Le 25 avril, quatre citoyens birmans ont déposé une plainte contre la pétrolière TotalFinaElf S.A., son PDG Thierry Desmarest et le directeur de Total Myanmar Exploration Production, Hervé Madeo, pour crimes contre l’humanité et complicité de crimes contre l’humanité commis en Birmanie (Myanmar). Un communiqué de presse de Action Birmanie affirme que les plaignants accusent TotalFinaElf et les deux dirigeants d’avoir apporté un «soutien moral, financier, logistique et militaire [...] en parfaite connaissance de cause par la société aux nombreux bataillons militaires chargés d’assurer la sécurité du gazoduc de Yadana, bataillons dont la société TOTAL et ses dirigeants savaient qu’ils étaient les auteurs de violations des droits de l’homme systématiques et généralisées».

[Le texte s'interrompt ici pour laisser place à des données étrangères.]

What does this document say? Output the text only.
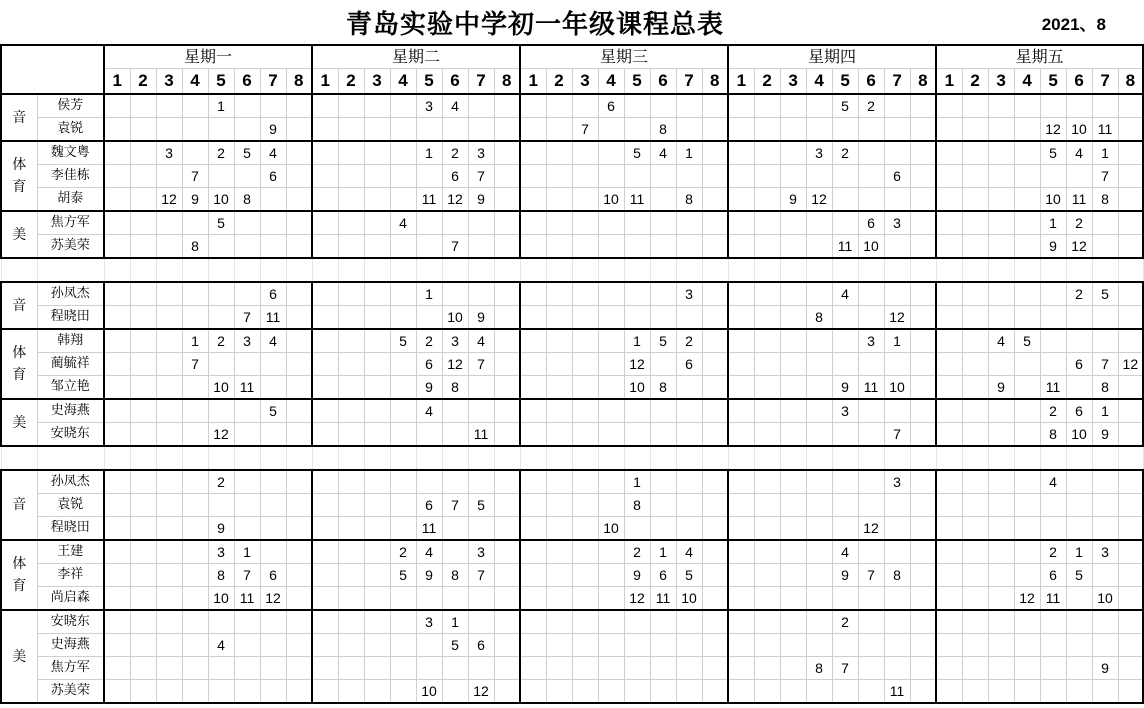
青岛实验中学初一年级课程总表	2021、8
		星期一								星期二								星期三								星期四								星期五							
		1	2	3	4	5	6	7	8	1	2	3	4	5	6	7	8	1	2	3	4	5	6	7	8	1	2	3	4	5	6	7	8	1	2	3	4	5	6	7	8
音	侯芳					1								3	4						6									5	2										
	袁锐							9												7			8															12	10	11	
体育	魏文粤			3		2	5	4						1	2	3						5	4	1					3	2								5	4	1	
	李佳栋				7			6							6	7																6								7	
	胡泰			12	9	10	8							11	12	9					10	11		8				9	12									10	11	8	
美	焦方军					5							4																		6	3						1	2		
	苏美荣				8										7															11	10							9	12		

音	孙凤杰							6						1										3						4									2	5	
	程晓田						7	11							10	9													8			12									
体育	韩翔				1	2	3	4					5	2	3	4						1	5	2							3	1				4	5				
	蔺毓祥				7									6	12	7						12		6															6	7	12
	邹立艳					10	11							9	8							10	8							9	11	10				9		11		8	
美	史海燕							5						4																3								2	6	1	
	安晓东					12										11																7						8	10	9	

音	孙凤杰					2																1										3						4			
	袁锐													6	7	5						8																			
	程晓田					9								11							10										12										
体育	王建					3	1						2	4		3						2	1	4						4								2	1	3	
	李祥					8	7	6					5	9	8	7						9	6	5						9	7	8						6	5		
	尚启森					10	11	12														12	11	10													12	11		10	
美	安晓东													3	1															2											
	史海燕					4									5	6																									
	焦方军																												8	7										9	
	苏美荣													10		12																11									
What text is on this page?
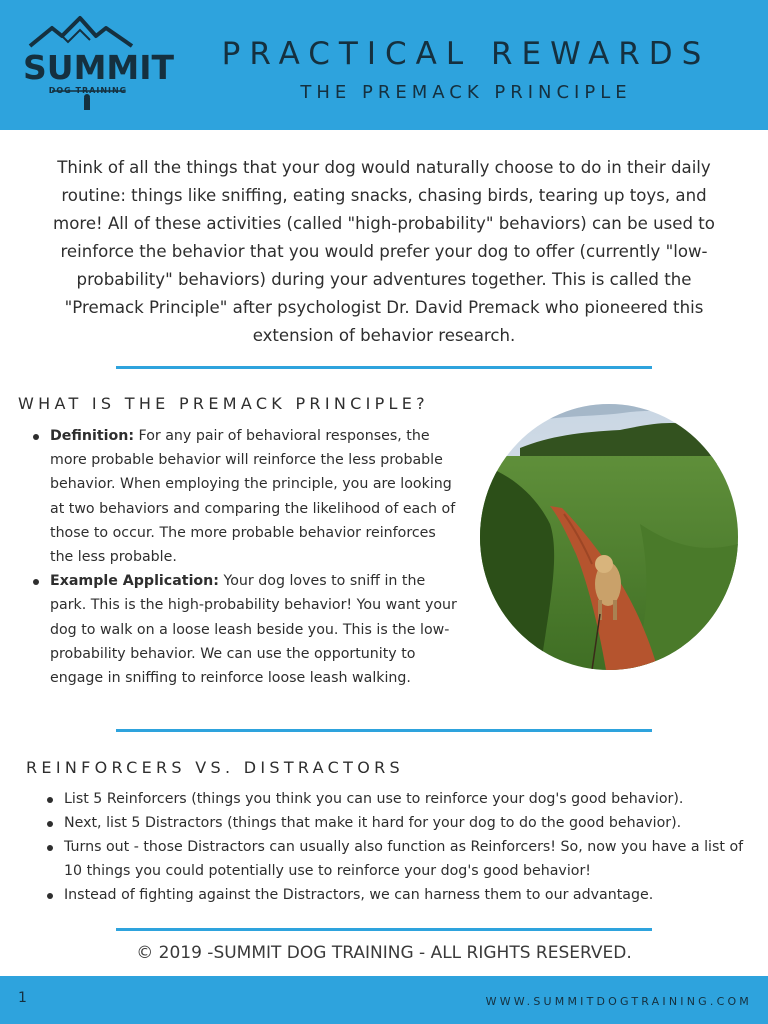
SUMMIT
DOG TRAINING
PRACTICAL REWARDS
THE PREMACK PRINCIPLE

Think of all the things that your dog would naturally choose to do in their daily routine: things like sniffing, eating snacks, chasing birds, tearing up toys, and more! All of these activities (called "high-probability" behaviors) can be used to reinforce the behavior that you would prefer your dog to offer (currently "low-probability" behaviors) during your adventures together. This is called the "Premack Principle" after psychologist Dr. David Premack who pioneered this extension of behavior research.

WHAT IS THE PREMACK PRINCIPLE?
Definition: For any pair of behavioral responses, the more probable behavior will reinforce the less probable behavior. When employing the principle, you are looking at two behaviors and comparing the likelihood of each of those to occur. The more probable behavior reinforces the less probable.
Example Application: Your dog loves to sniff in the park. This is the high-probability behavior! You want your dog to walk on a loose leash beside you. This is the low-probability behavior. We can use the opportunity to engage in sniffing to reinforce loose leash walking.
REINFORCERS VS. DISTRACTORS
List 5 Reinforcers (things you think you can use to reinforce your dog's good behavior).
Next, list 5 Distractors (things that make it hard for your dog to do the good behavior).
Turns out - those Distractors can usually also function as Reinforcers! So, now you have a list of 10 things you could potentially use to reinforce your dog's good behavior!
Instead of fighting against the Distractors, we can harness them to our advantage.
© 2019 -SUMMIT DOG TRAINING - ALL RIGHTS RESERVED.
1	WWW.SUMMITDOGTRAINING.COM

La plainte est déposée en Belgique en vertu d’une loi de 1993 relative à la violation du droit international humanitaire, qui donne compétence aux tribunaux belges pour poursuivre les auteurs de crimes contre l’humanité commis même à l’étranger et ce, quelle que soit la nationalité et la résidence des auteurs et des victimes.
Les plaignants affirment tenir les preuves que la société pétrolière «avait une excellente connaissance du travail forcé systématique et généralisé utilisé par ses partenaires chargés de la sécurité du gazoduc (pratique du portage forcé au service des militaires et de travail forcé pour la construction des baraquements de ceux-ci)».
Le travail forcé entourant la construction et l’opération du gazoduc Yadana a été documenté par EarthRights International et Human Rights Watch. De plus, les Nations Unies, l’Organisation internationale du travail et Amnistie Internationale ont toutes indiqué que la junte militaire birmane violait systématiquement les droits humains des citoyens.
Le magistrat devra juger de la recevabilité des poursuites. Les peines pourraient être importantes. À la suite des accusations de crimes contre l’humanité sous cette même loi, quatre Rwandais ont été jugés coupables et condamnés, le 8 juin 2001, devant la cour d’assises de Bruxelles, à des peines allant de 12 à 20 années de prison.
Par ailleurs, la caisse de pension du Sénat de Bruxelles décidait, le 24 avril, de retirer les actions de TotalFinaElf qui appartenaient jusqu'à présent à son portefeuille d'actions. Selon l’agence de presse Belga, le sénateur Josy Dubié, qui a proposé cette résolution, estime qu'il y avait «une incohérence flagrante à voter des résolutions condamnant l'implication de certaines entreprises, comme TotalFinaElf, au Myanmar, et à conserver dans le même temps des parts de celles-ci». La caisse de pension du Sénat couvre les retraites des parlementaires qui ont commencé leur carrière au Sénat. Elle gère quelque 200 millions d'euros, dont 10 % font l'objet de placements éthiques. Les actions de TotalFina représentent environ 2,5 millions d'euros.
Power Corporation détient, conjointement avec le Groupe Frère de Belgique, 3,29% des actions votantes de TotalFinaElf.